Do mesmo modo que o aparelho de rádio contribuiu para o que poderíamos chamar de treinamento social dos hábitos de escuta e a concretização de uma experimentação do mundo através da esfera sensorial/sonora como espaço legítimo de expressão de gostos e preferências, o trabalho remoto traz consideráveis mudanças no modo de experimentarmos o mundo do trabalho. Quem sabe não seria o trabalho remoto parte de treinamento social dos hábitos de trabalho que se alteram cada vez mais? Afinal, tanto a pessoa empregada, quanto a empresa tiveram que se adaptar a um novo ato de trabalhar – seja exercendo, seja cobrando o seu exercício.

Mas qual é a solução? Entender que trabalhar mudou é uma possibilidade de resposta.

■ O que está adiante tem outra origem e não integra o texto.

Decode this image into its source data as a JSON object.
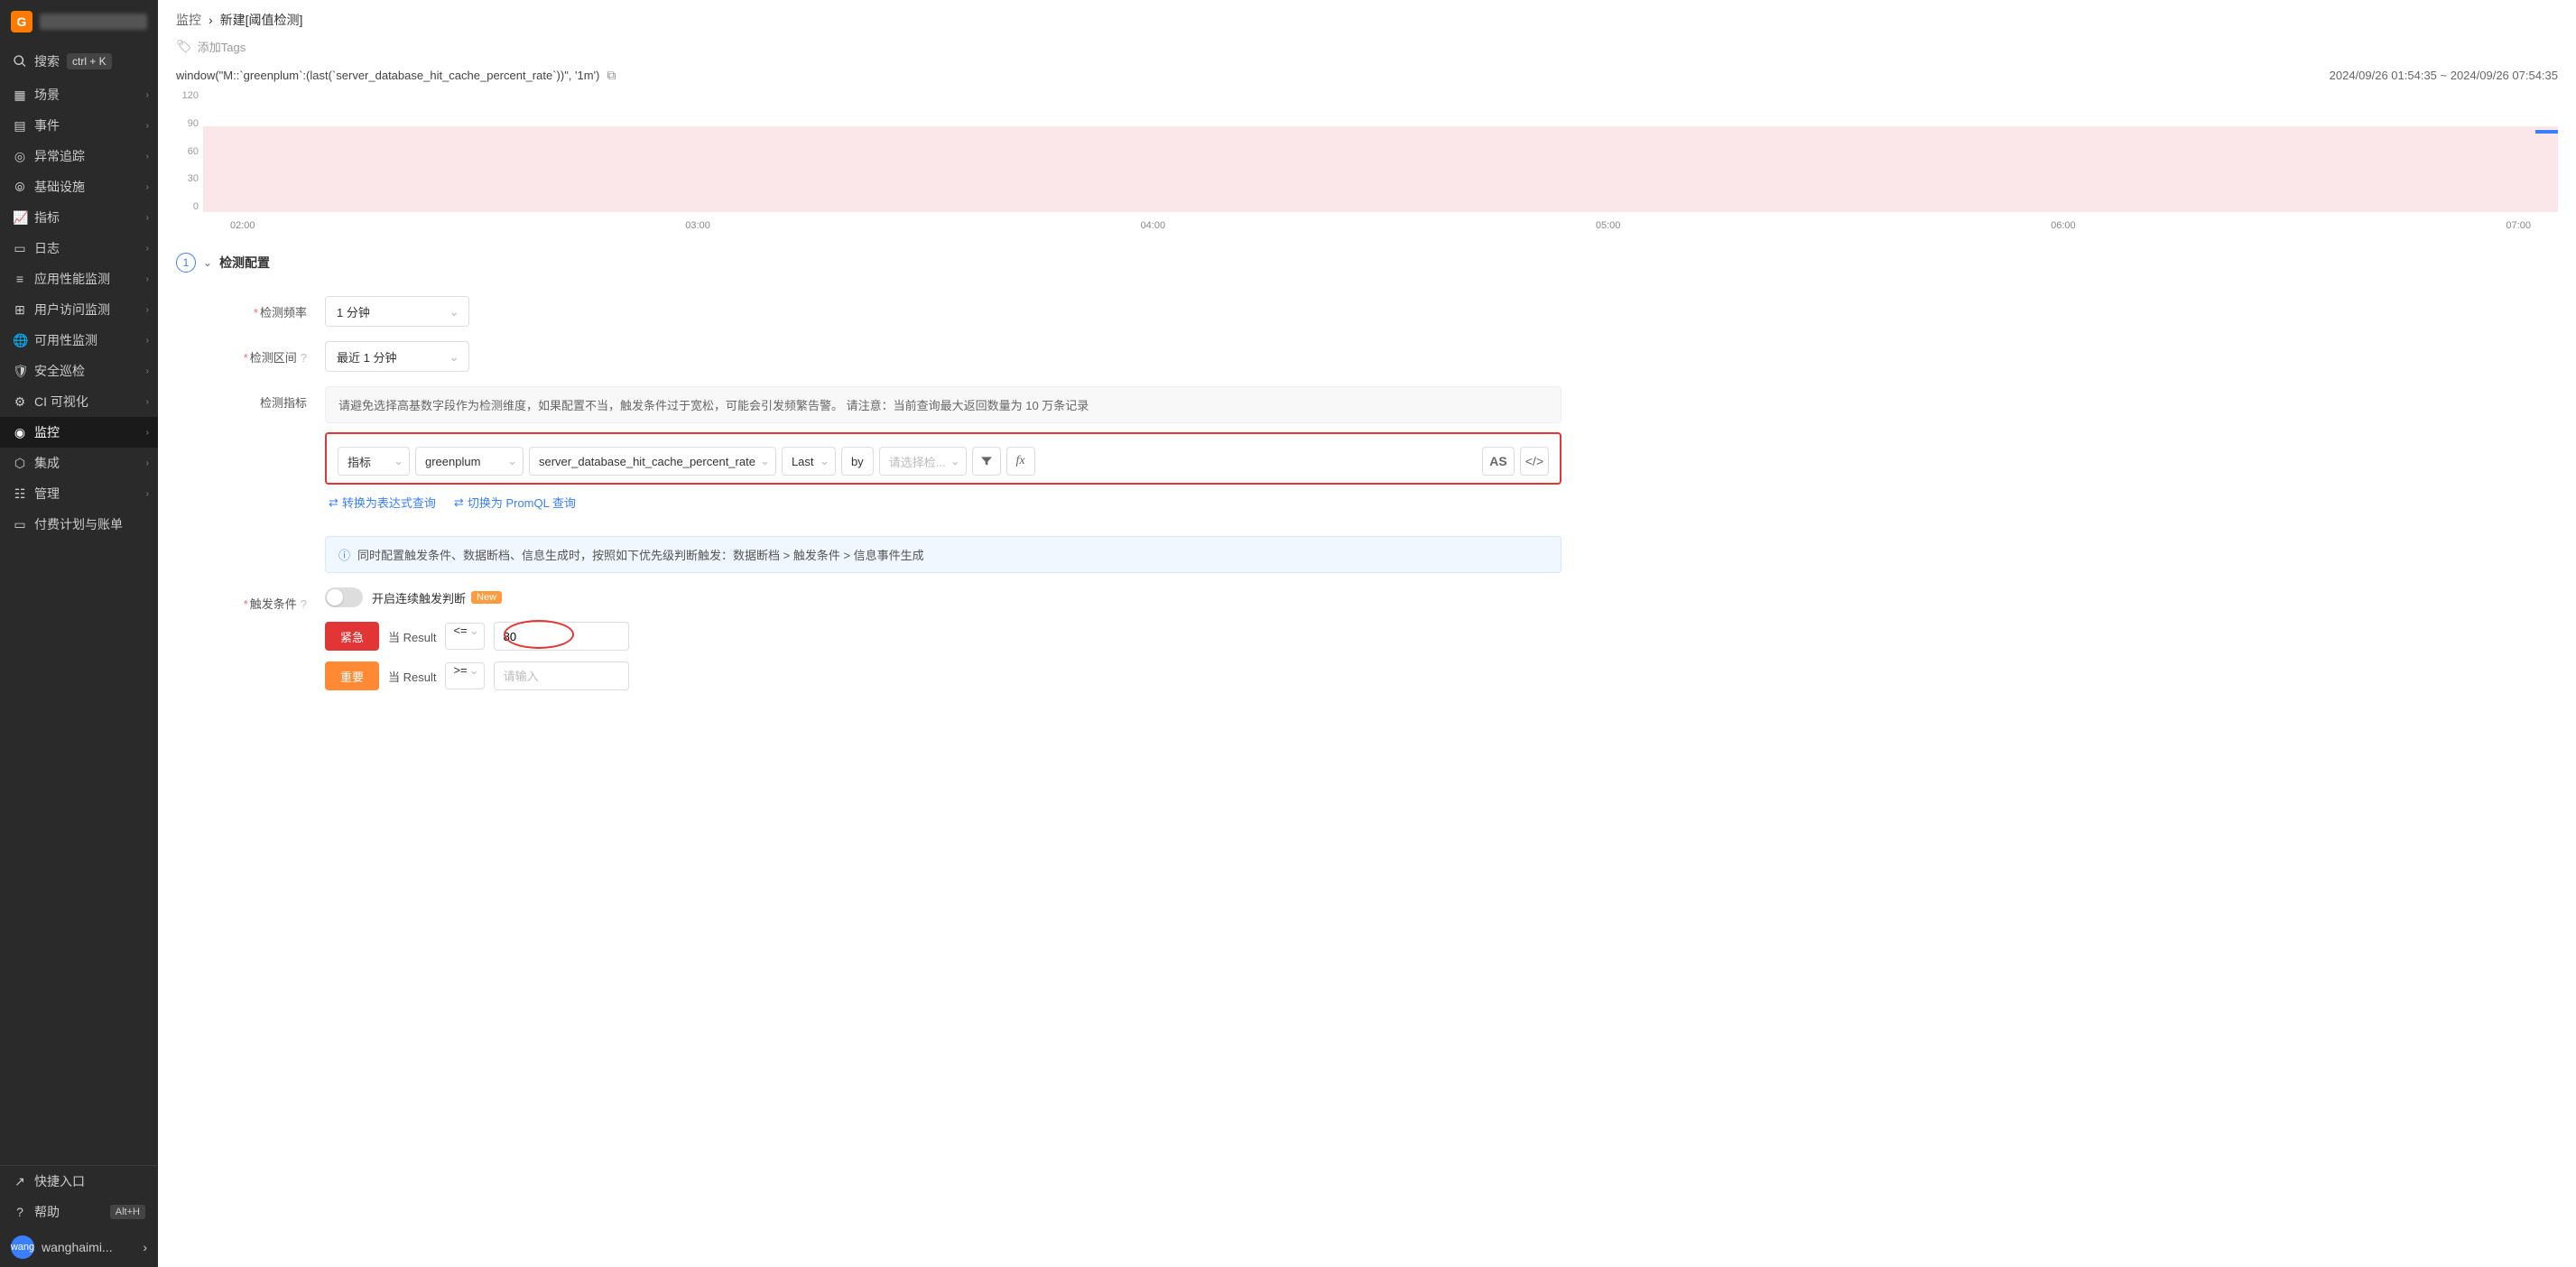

É um processo de mão dupla. Vamos lembrar que quando a pessoa ouvinte sai às ruas agora com sua relação íntima com a música (possibilitada fortemente pela música do rádio), isso é suplementado pelo surgimento de vários outros dispositivos técnicos para sanar a necessidade desse novo modelo de escuta. Com o trabalho remoto, porém, ainda não sabemos qual será o lado que irá surgir quando/se os trabalhos, hoje remotos, retornarem presencialmente. Talvez o modelo híbrido seja o nosso chute mais próximo(?)

E no fim dessa história temos que as distâncias cada entre mundo da vida e mundo do trabalho estão cada vez mínimas. Essa colonização do mundo da vida pelo sistema, ou mundo do trabalho, não é novidade na filosofia ou na sociologia, mas enfim, quis contribuir para esse pequeno diagnóstico sobre uma questão contemporânea, na qual é possível visualizar algumas migalhas desse processo.

Alguns pontos foram relevados, mas que merecem consideração: (a) situação de dificuldade de se estabelecer remotamente frente à falta de estrutura residencial que muitas pessoas ainda encontram; (b) infelizmente o trabalho remoto não é possível para todas as áreas – e curiosamente áreas que não são remotas são cada vez mais descredibilizadas; (c) a junção do mundo da vida com o mundo do trabalho não é necessariamente algo bom ou algo ruim, pode ser reflexo de uma vida cada vez mais moldada aos moldes do capital – mas isso daí eu deixo pra um outro mestrado.